結婚という通過儀礼

「入籍」と「結婚」の違いについて…言葉研究 - 見えない道場本舗


これについては前に書いた
同性結婚と正義を考える(サンデル教授の講義から) - 国家鮟鱇
同性結婚と正義を考える(サンデル教授の講義から)その2 - 国家鮟鱇
同性結婚と正義を考える(サンデル教授の講義から)その3 - 国家鮟鱇


なぜ同棲するだけでは満足しないで結婚を求めるのか?親兄弟や親戚知人の承認を得たいからなのか?社会の承認を得たいからなのか?国家権力の承認を得たいからなのか?今の日本では公的権力が結婚を認めること、つまり婚姻届が正式に受理されることによって夫婦になったと認められたと一般に考えられている。個人主義の時代だから親が反対していてもそれで夫婦ということになる。しかしこれは現在はそう考えられているというだけで絶対的なものではない。過去の日本においては大名家とかは別にして公権力の承認など必要なかった(と思う)。重要なのは親・親族・所属する共同体の承認だったであろう。神仏が関与するといっても宗教上認められない結婚みたいな話は聞いたことがない。

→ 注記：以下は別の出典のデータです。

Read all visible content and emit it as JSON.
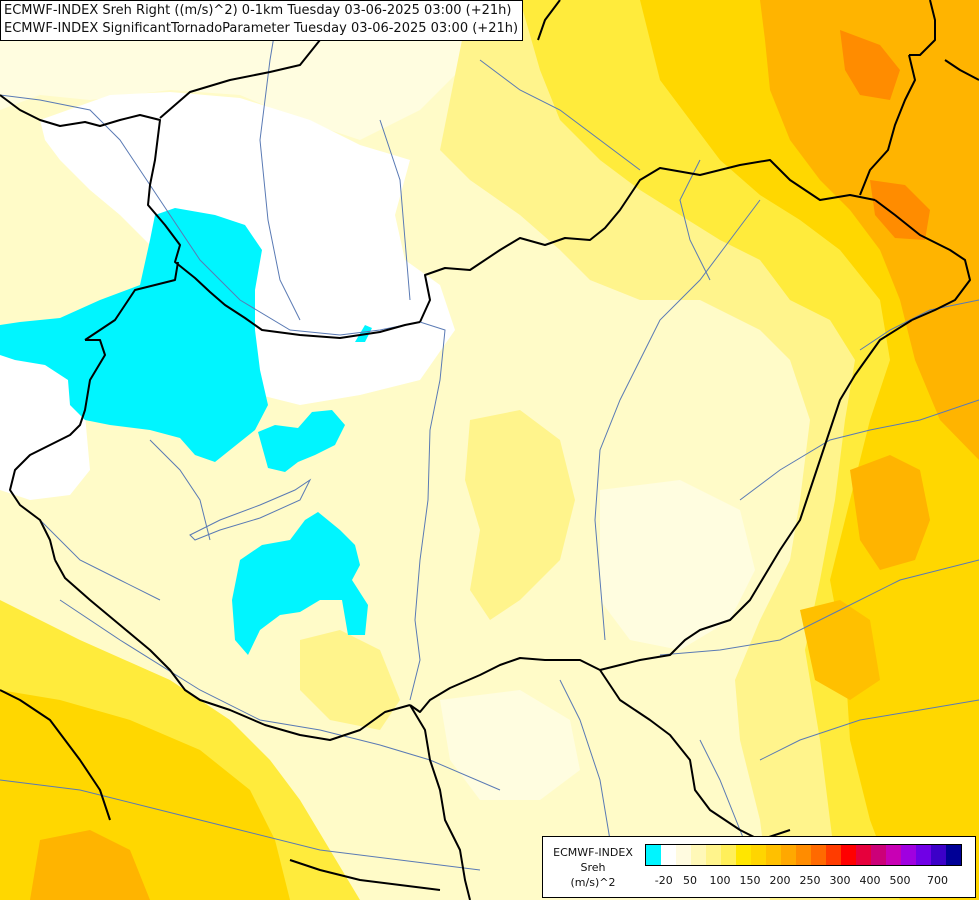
{
  "titles": [
    "ECMWF-INDEX Sreh Right ((m/s)^2) 0-1km Tuesday 03-06-2025 03:00 (+21h)",
    "ECMWF-INDEX SignificantTornadoParameter Tuesday 03-06-2025 03:00 (+21h)"
  ],
  "legend": {
    "head": [
      "ECMWF-INDEX",
      "Sreh",
      "(m/s)^2"
    ],
    "colors": [
      "#00f5ff",
      "#ffffff",
      "#fffbe0",
      "#fff8b8",
      "#fff48c",
      "#ffef5a",
      "#ffe600",
      "#ffd500",
      "#ffc000",
      "#ffa800",
      "#ff8c00",
      "#ff6a00",
      "#ff3c00",
      "#ff0000",
      "#e6003c",
      "#cc0078",
      "#c800b4",
      "#a000e0",
      "#7000e6",
      "#3c00c8",
      "#000096"
    ],
    "ticks": [
      "-20",
      "50",
      "100",
      "150",
      "200",
      "250",
      "300",
      "400",
      "500",
      "700"
    ]
  },
  "colors": {
    "background": "#fffbc8",
    "pale": "#fffde0",
    "cyan": "#00f5ff",
    "white": "#ffffff",
    "yellow": "#fff48c",
    "yellow_mid": "#ffeb3c",
    "gold": "#ffd700",
    "orange": "#ffb400",
    "deep_orange": "#ff8c00",
    "border": "#000000",
    "river": "#5a7ab4"
  }
}
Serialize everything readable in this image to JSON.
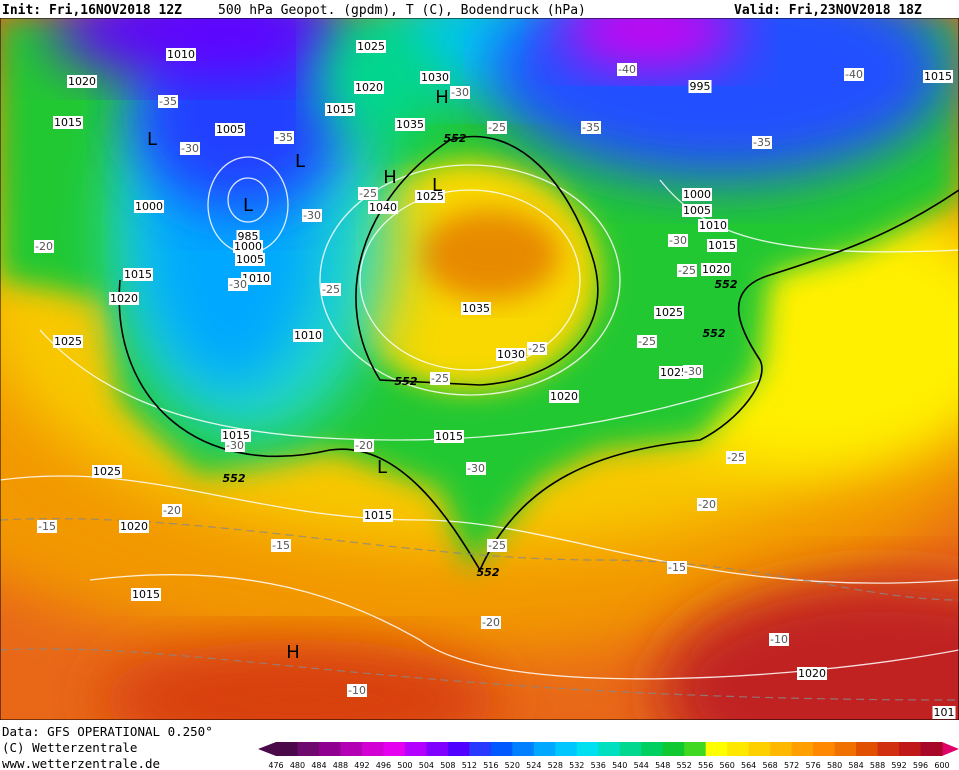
{
  "header": {
    "init": "Init: Fri,16NOV2018 12Z",
    "title": "500 hPa Geopot. (gpdm), T (C), Bodendruck (hPa)",
    "valid": "Valid: Fri,23NOV2018 18Z"
  },
  "footer": {
    "source": "Data: GFS OPERATIONAL 0.250°",
    "copyright": "(C) Wetterzentrale",
    "url": "www.wetterzentrale.de"
  },
  "colorbar": {
    "ticks": [
      476,
      480,
      484,
      488,
      492,
      496,
      500,
      504,
      508,
      512,
      516,
      520,
      524,
      528,
      532,
      536,
      540,
      544,
      548,
      552,
      556,
      560,
      564,
      568,
      572,
      576,
      580,
      584,
      588,
      592,
      596,
      600
    ],
    "colors": [
      "#4a0a4a",
      "#6e0a6e",
      "#900090",
      "#b400b4",
      "#d200d2",
      "#e600f0",
      "#b400ff",
      "#8000ff",
      "#5000ff",
      "#2838ff",
      "#0058ff",
      "#0080ff",
      "#00a8ff",
      "#00c8ff",
      "#00e0f0",
      "#00e0c0",
      "#00d890",
      "#00d060",
      "#10c830",
      "#40d820",
      "#ffff00",
      "#ffe800",
      "#ffd000",
      "#ffb800",
      "#ffa000",
      "#ff8800",
      "#f07000",
      "#e05000",
      "#d03010",
      "#c01818",
      "#a80828"
    ]
  },
  "map": {
    "isobar_labels": [
      "1010",
      "1025",
      "1020",
      "1030",
      "1020",
      "1015",
      "1015",
      "1005",
      "1035",
      "995",
      "1015",
      "1000",
      "1040",
      "1025",
      "1000",
      "1005",
      "1010",
      "985",
      "1000",
      "1005",
      "1010",
      "1015",
      "1020",
      "1015",
      "1020",
      "1035",
      "1025",
      "1025",
      "1010",
      "1030",
      "1025",
      "1020",
      "1015",
      "1015",
      "1025",
      "1020",
      "1015",
      "1015",
      "1020",
      "101"
    ],
    "temperature_labels": [
      "-35",
      "-30",
      "-35",
      "-25",
      "-35",
      "-40",
      "-40",
      "-35",
      "-30",
      "-25",
      "-30",
      "-20",
      "-30",
      "-25",
      "-30",
      "-25",
      "-25",
      "-25",
      "-25",
      "-30",
      "-30",
      "-20",
      "-30",
      "-25",
      "-20",
      "-15",
      "-15",
      "-20",
      "-25",
      "-15",
      "-20",
      "-10",
      "-10"
    ],
    "contour_552_labels": [
      "552",
      "552",
      "552",
      "552",
      "552",
      "552"
    ],
    "pressure_centers": [
      "L",
      "L",
      "L",
      "H",
      "L",
      "H",
      "L",
      "H"
    ]
  }
}
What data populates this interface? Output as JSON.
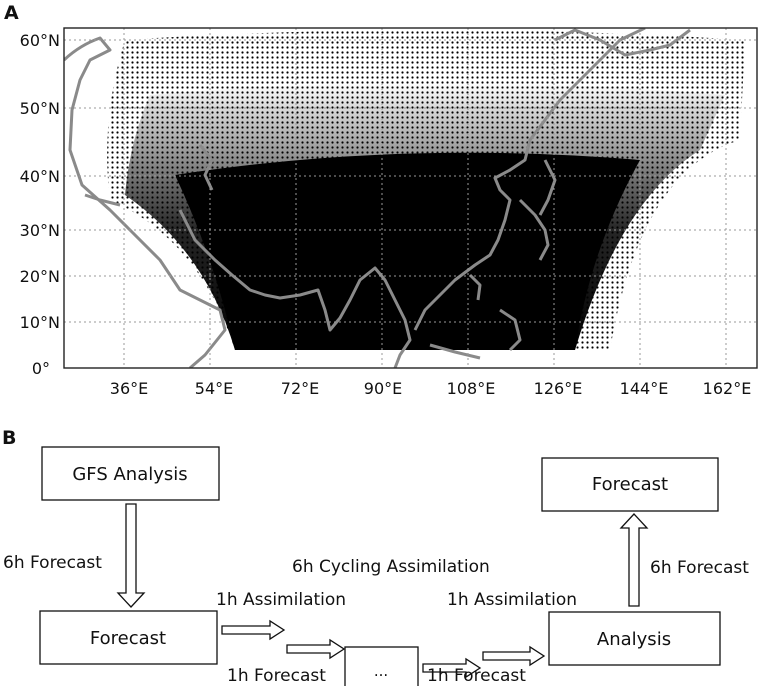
{
  "panel_a": {
    "letter": "A",
    "lat_labels": [
      "60°N",
      "50°N",
      "40°N",
      "30°N",
      "20°N",
      "10°N",
      "0°"
    ],
    "lon_labels": [
      "36°E",
      "54°E",
      "72°E",
      "90°E",
      "108°E",
      "126°E",
      "144°E",
      "162°E"
    ],
    "colors": {
      "domain": "#000000",
      "coast": "#8a8a8a",
      "grid": "#9a9a9a"
    }
  },
  "panel_b": {
    "letter": "B",
    "boxes": {
      "gfs": "GFS Analysis",
      "forecast_left": "Forecast",
      "dots": "...",
      "analysis": "Analysis",
      "forecast_top": "Forecast"
    },
    "labels": {
      "six_h_forecast_left": "6h Forecast",
      "cycling": "6h Cycling Assimilation",
      "assim1": "1h Assimilation",
      "assim2": "1h Assimilation",
      "fc1": "1h Forecast",
      "fc2": "1h Forecast",
      "six_h_forecast_right": "6h Forecast"
    }
  }
}
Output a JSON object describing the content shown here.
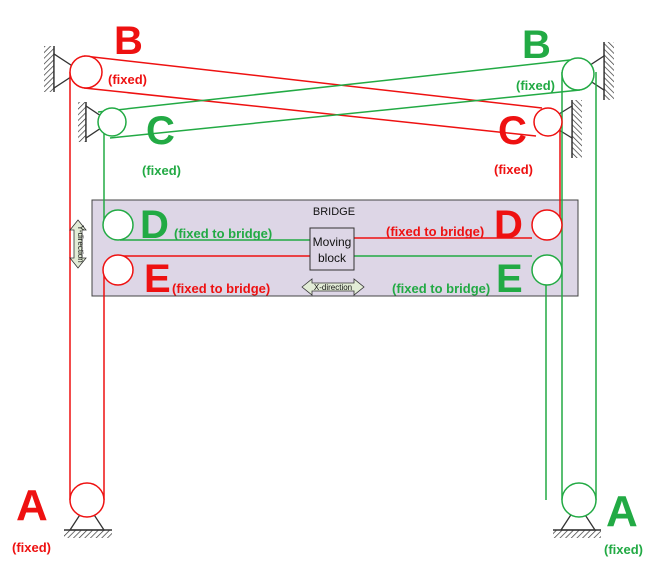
{
  "colors": {
    "red": "#ee1111",
    "green": "#22aa44",
    "bridge_fill": "#ddd6e6",
    "bridge_stroke": "#444444"
  },
  "labels": {
    "B_left": "B",
    "B_left_note": "(fixed)",
    "B_right": "B",
    "B_right_note": "(fixed)",
    "C_left": "C",
    "C_left_note": "(fixed)",
    "C_right": "C",
    "C_right_note": "(fixed)",
    "D_left": "D",
    "D_left_note": "(fixed to bridge)",
    "D_right": "D",
    "D_right_note": "(fixed to bridge)",
    "E_left": "E",
    "E_left_note": "(fixed to bridge)",
    "E_right": "E",
    "E_right_note": "(fixed to bridge)",
    "A_left": "A",
    "A_left_note": "(fixed)",
    "A_right": "A",
    "A_right_note": "(fixed)"
  },
  "bridge": {
    "title": "BRIDGE",
    "block_line1": "Moving",
    "block_line2": "block"
  },
  "arrows": {
    "x_direction": "X-direction",
    "y_direction": "Y-direction"
  }
}
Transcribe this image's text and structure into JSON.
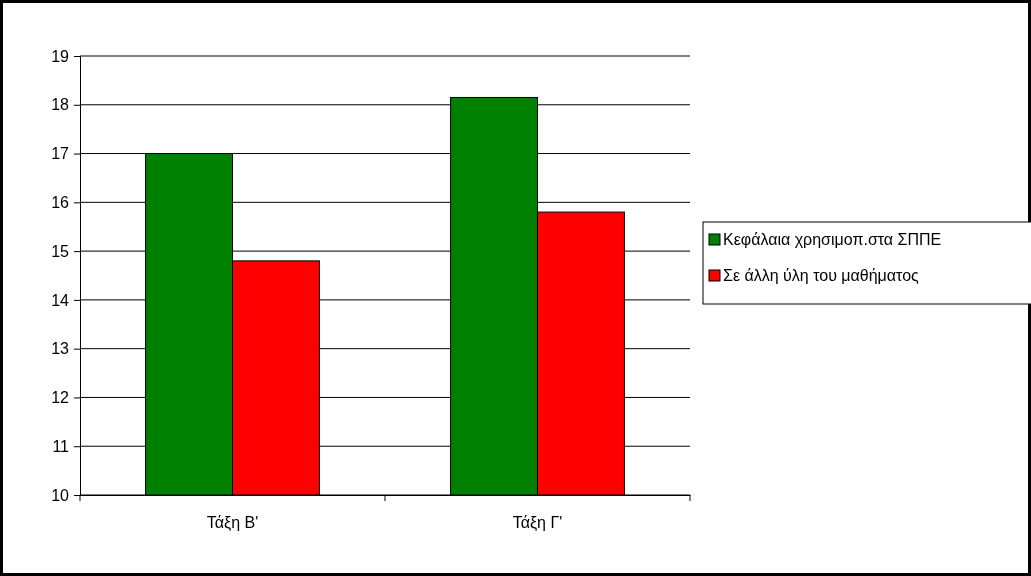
{
  "chart_data": {
    "type": "bar",
    "categories": [
      "Τάξη Β'",
      "Τάξη Γ'"
    ],
    "series": [
      {
        "name": "Κεφάλαια χρησιμοπ.στα ΣΠΠΕ",
        "color": "#008000",
        "values": [
          17.0,
          18.15
        ]
      },
      {
        "name": "Σε άλλη  ύλη του μαθήματος",
        "color": "#ff0000",
        "values": [
          14.8,
          15.8
        ]
      }
    ],
    "ylim": [
      10,
      19
    ],
    "yticks": [
      10,
      11,
      12,
      13,
      14,
      15,
      16,
      17,
      18,
      19
    ],
    "grid": "y",
    "legend": "right"
  }
}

将来も公的権力の承認が結婚の「通過儀礼」として重視されるとは限らない。日本では本来、婚姻届を提出するのは、結婚するために必要なものというよりも国家が国民を管理するためのものであろう。結婚すれば結婚祝い金が貰える制度などもあるらしいけど、それよりも徴税、かつては徴兵のためのものであり、徴兵は戸主は免除されるなどメリットといえばメリットだけど、それは本来徴兵されるべきものが免除されるという意味でのメリットである。


ところが欧米では事情が違う。ロミオとジュリエットのように親族の承認も大事だったには違いないけれど、教会の承認による「神聖な結婚」が重要だったのだ。それを変えたのがルターだった。といっても「神聖な結婚」が廃止されたわけではなく、承認する権限が教会から国家に移動したということだ。ゆえにアメリカでは国家が結婚を承認することは「法的な賞賛」だとする見解すらある。日本では婚姻届けを事務的に受理してくれればいいんであって、法的に賞賛されたいと思ってる人はあまりいないだろう。


※ なおこういう経緯を考えれば欧米といってもカトリックが多い国とプロテスタントが多い国では結婚と国家の関係について違いがあるのではないかと推測されるけれど、詳細はわからない。上の記事ではフランス(統計上カトリックが70%とされている)のライシテへの言及がある。宗教改革の影響はカトリックにも及んでいただろう。